Tokolosh 12.04.2007 03:26 PM

 
 


Even the deaf and blind use an appropriate language.

atari 2600 12.04.2007 03:40 PM

It's the standard historical belief that the Sumerians in ancient Babylonia developed a symbolic language first. One that, albeit primitive, incorporated characters and is alike in that respect to what we know today as language. The Egyptians similarly developed language around the same time period around three thousand years before the common era. And around fifteen hundred years B.C.E., the Sumerians were also the first to take this symbolic language and utilize it to incorporarate rules for early civilization in the codification of laws; i.e., Hammurabi's Code.

SuchFriendsAreDangerous may be absolutely correct though because simple language that facilitated the communication of ideas between early humans occurred much, much earlier and up to a hundred thousand years before the common era. So, the "standard historical belief" arising from ancient Babylon I wrote of earlier is thought of as the first perversion of communication according to Rastafarians.

And then there's William S. Burroughs who flippantly declared that, "language is a virus from outer space."
Well, life itself may have came from outer space in the form of amino acids present in meteorite debris that interacted chemically with elements on Earth. But at any rate, on the lighter side, here's Laurie Anderson's "Language is a Virus" from her Home of the Brave concert film from 1986.

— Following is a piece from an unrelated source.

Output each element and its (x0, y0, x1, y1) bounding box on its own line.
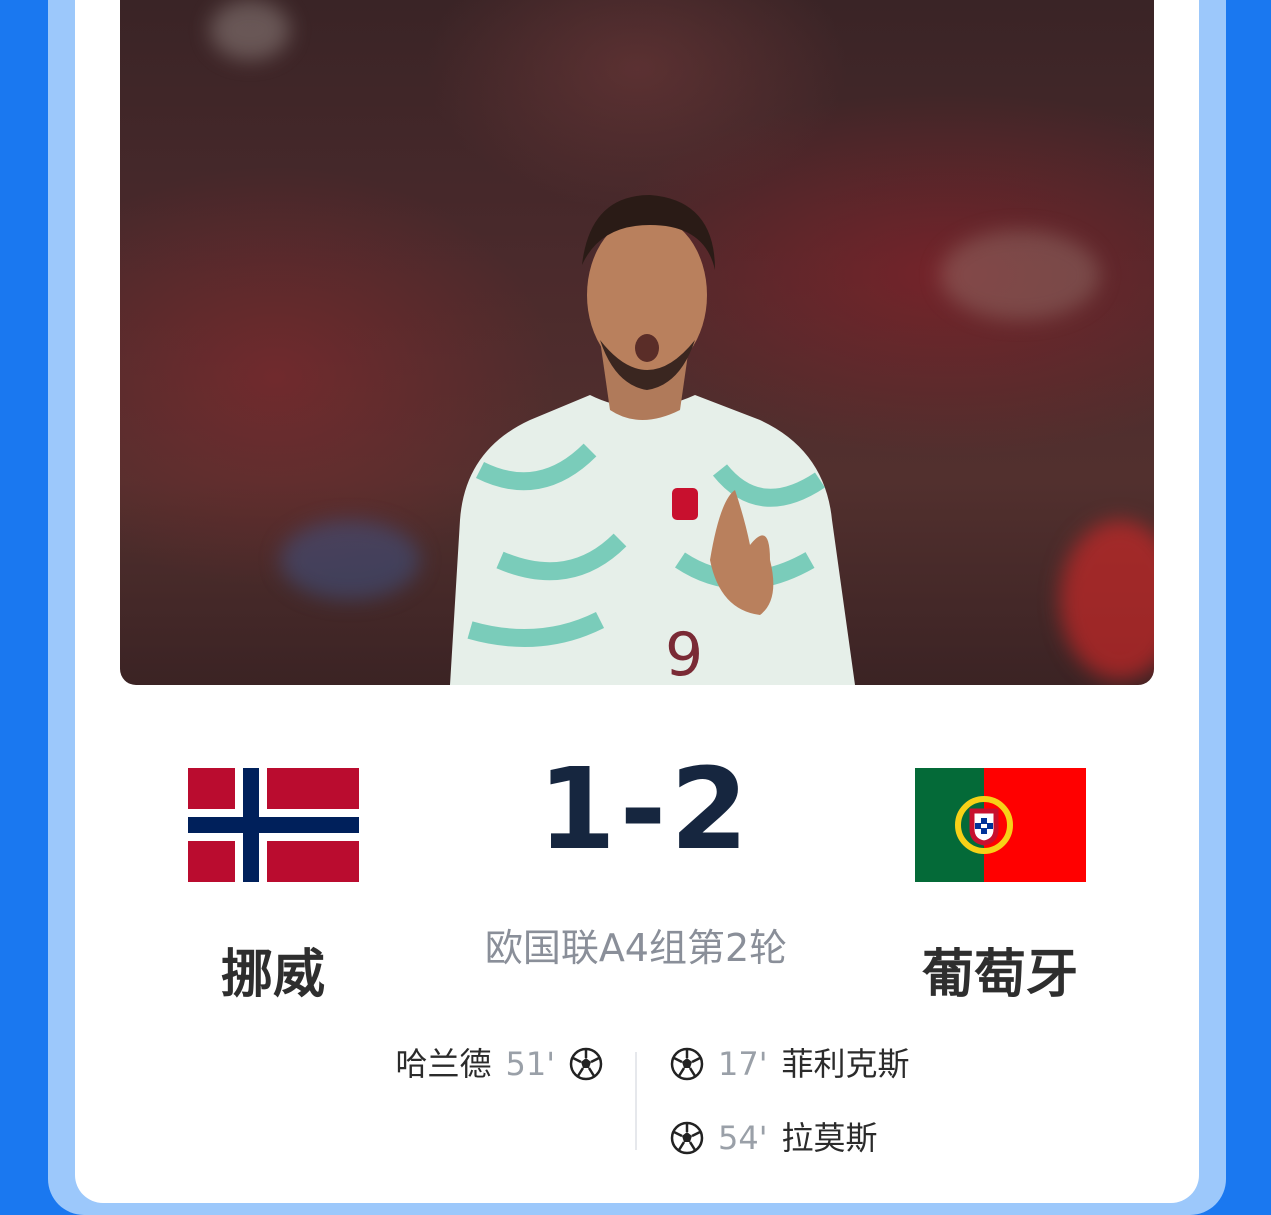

http://www.youtube.com/watch?v=4FeyGTmw0I0

Rob Instigator 12.04.2007 03:42 PM

communication is NOT language.
hand gestures and grunts can communicate basic things but that is not language. language is the use of specific vocal "symbols"

Tokolosh 12.04.2007 04:33 PM

Language isn't only about words. Algebra which consists of symbols is a good example of that.

Glice 12.04.2007 04:42 PM

Quote:

Originally Posted by atari 2600
It's the standard historical belief that the Sumerians in ancient Babylonia developed a symbolic language first. One that, albeit primitive, incorporated characters and is alike in that respect to what we know today as language. The Egyptians similarly developed language around the same time period around three thousand years before the common era. And around fifteen hundred years B.C.E., the Sumerians were also the first to take this symbolic language and utilize it to incorporarate rules for early civilization in the codification of laws; i.e., Hammurabi's Code.

SuchFriendsAreDangerous may be absolutely correct though because simple language that facilitated the communication of ideas between early humans occurred much, much earlier and up to a hundred thousand years before the common era. So, the "standard historical belief" arising from ancient Babylon I wrote of earlier is thought of as the first perversion of communication according to Rastafarians.

And then there's William S. Burroughs who flippantly declared that, "language is a virus from outer space."
Well, life itself may have came from outer space in the form of amino acids present in meteorite debris that interacted chemically with elements on Earth. But at any rate, on the lighter side, here's Laurie Anderson's "Language is a Virus" from her Home of the Brave concert film from 1986.

http://www.youtube.com/watch?v=4FeyGTmw0I0


Fair points all. There's a superlative argument from Derrida's Writing and Difference that I haven't the time to do justice to here, but those interested in the epistemological bases of language, and the alleged 'opposition' between the written and the spoken (and all that falls between) would do well to read that book.